Nothing is powerful because it maintains a tight but never myopic focus on Jôsko’s experience of much larger events. It is a war story with little political, historical, or military attention paid to the conflict within which it occurs, yet there is enough sense of greater complexity beyond the plotline to simulataneously keep the reader aware a war is in progress and to avoid an insular sense the war only matters because of the protagonist’s involvement.

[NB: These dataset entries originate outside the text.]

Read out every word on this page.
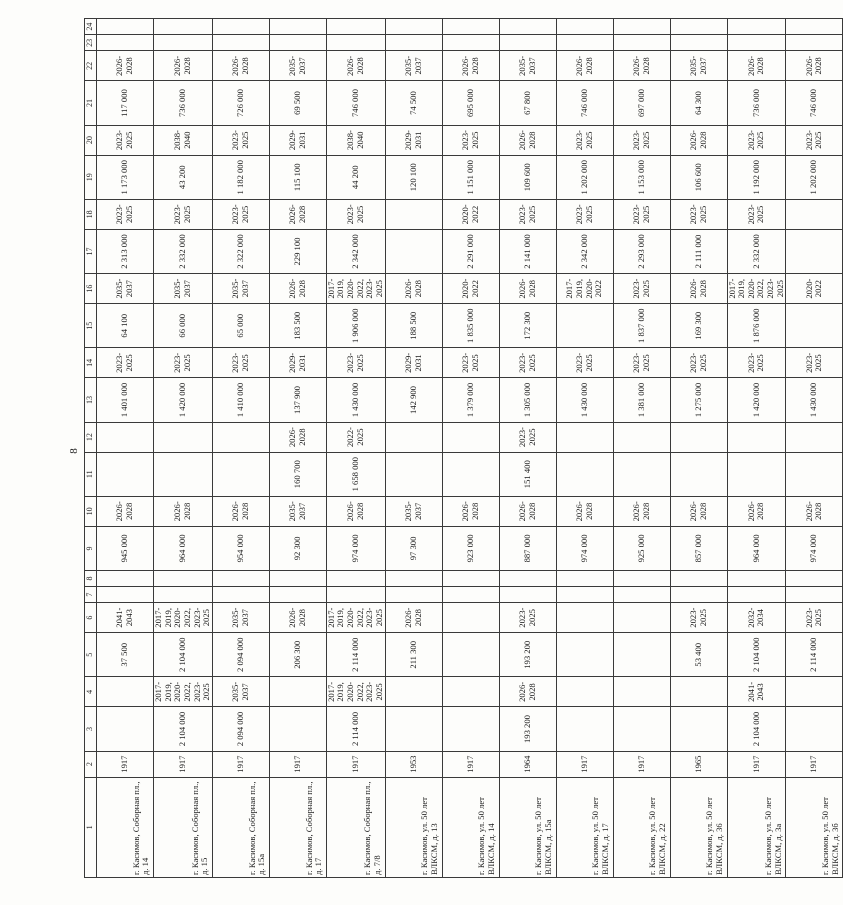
8
1	2	3	4	5	6	7	8	9	10	11	12	13	14	15	16	17	18	19	20	21	22	23	24
г. Касимов, Соборная пл., д. 14	1917			37 500	2041-2043			945 000	2026-2028			1 401 000	2023-2025	64 100	2035-2037	2 313 000	2023-2025	1 173 000	2023-2025	117 000	2026-2028		
г. Касимов, Соборная пл., д. 15	1917	2 104 000	2017-2019, 2020-2022, 2023-2025	2 104 000	2017-2019, 2020-2022, 2023-2025			964 000	2026-2028			1 420 000	2023-2025	66 000	2035-2037	2 332 000	2023-2025	43 200	2038-2040	736 000	2026-2028		
г. Касимов, Соборная пл., д. 15а	1917	2 094 000	2035-2037	2 094 000	2035-2037			954 000	2026-2028			1 410 000	2023-2025	65 000	2035-2037	2 322 000	2023-2025	1 182 000	2023-2025	726 000	2026-2028		
г. Касимов, Соборная пл., д. 17	1917			206 300	2026-2028			92 300	2035-2037	160 700	2026-2028	137 900	2029-2031	183 500	2026-2028	229 100	2026-2028	115 100	2029-2031	69 500	2035-2037		
г. Касимов, Соборная пл., д. 7/8	1917	2 114 000	2017-2019, 2020-2022, 2023-2025	2 114 000	2017-2019, 2020-2022, 2023-2025			974 000	2026-2028	1 658 000	2022-2025	1 430 000	2023-2025	1 906 000	2017-2019, 2020-2022, 2023-2025	2 342 000	2023-2025	44 200	2038-2040	746 000	2026-2028		
г. Касимов, ул. 50 лет ВЛКСМ, д. 13	1953			211 300	2026-2028			97 300	2035-2037			142 900	2029-2031	188 500	2026-2028			120 100	2029-2031	74 500	2035-2037		
г. Касимов, ул. 50 лет ВЛКСМ, д. 14	1917							923 000	2026-2028			1 379 000	2023-2025	1 835 000	2020-2022	2 291 000	2020-2022	1 151 000	2023-2025	695 000	2026-2028		
г. Касимов, ул. 50 лет ВЛКСМ, д. 15а	1964	193 200	2026-2028	193 200	2023-2025			887 000	2026-2028	151 400	2023-2025	1 305 000	2023-2025	172 300	2026-2028	2 141 000	2023-2025	109 600	2026-2028	67 800	2035-2037		
г. Касимов, ул. 50 лет ВЛКСМ, д. 17	1917							974 000	2026-2028			1 430 000	2023-2025		2017-2019, 2020-2022	2 342 000	2023-2025	1 202 000	2023-2025	746 000	2026-2028		
г. Касимов, ул. 50 лет ВЛКСМ, д. 22	1917							925 000	2026-2028			1 381 000	2023-2025	1 837 000	2023-2025	2 293 000	2023-2025	1 153 000	2023-2025	697 000	2026-2028		
г. Касимов, ул. 50 лет ВЛКСМ, д. 36	1965			53 400	2023-2025			857 000	2026-2028			1 275 000	2023-2025	169 300	2026-2028	2 111 000	2023-2025	106 600	2026-2028	64 300	2035-2037		
г. Касимов, ул. 50 лет ВЛКСМ, д. 3а	1917	2 104 000	2041-2043	2 104 000	2032-2034			964 000	2026-2028			1 420 000	2023-2025	1 876 000	2017-2019, 2020-2022, 2023-2025	2 332 000	2023-2025	1 192 000	2023-2025	736 000	2026-2028		
г. Касимов, ул. 50 лет ВЛКСМ, д. 3б	1917			2 114 000	2023-2025			974 000	2026-2028			1 430 000	2023-2025		2020-2022			1 202 000	2023-2025	746 000	2026-2028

In her response to the NY Times’ recent list of the supposed best American fiction of the last 25 years, Megan O’Rourke writes:
What’s been lost in the conflation of “small” and “small-minded” is the recognition that small books can be powerful vehicles for big ideas — to say nothing of powerful examples of aesthetic rigor. In his otherwise astute essay accompanying the Times’ list, A.O. Scott succumbed to a form of category confusion when he explained the absence of Marilynne Robinson’s Housekeeping and Tim O’Brien’s The Things They Carried in the top five by noting that they are “small” books that do not “generalize” but “document” — a peculiar misreading of both novels, which hardly shy away from probing large themes, and do so with metaphoric richness. In fact, plenty of big novels do far more documenting than these two masterpieces.
Kesey’s novella succeeds because it doesn’t try to generalize, or to encapsulate the totality of an absurd, violent world through which Jôsko moves. Its scope and scale are precisely, perfectly right for the story it tells, and in that way it is reminiscent of other short (not slight) war novels like David Malouf’s Fly Away Peter (echoed in Nothing‘s battlefield surrealism) and JL Carr’s post-traumatic masterpiece A Month in the Country. David Jones’ In Parenthesis also comes to mind, because even as Jones embeds WWI in an epic view of ancient history, he does so by paying exact and careful attention to the tiniest details of which war and history are made rather than grand events.
Nothing in the World, like those others, never forgets that war is about the lives it destroyed, nor does it assume that the single life being depicted matters any more than all of the others being destroyed beyond the stage of the story.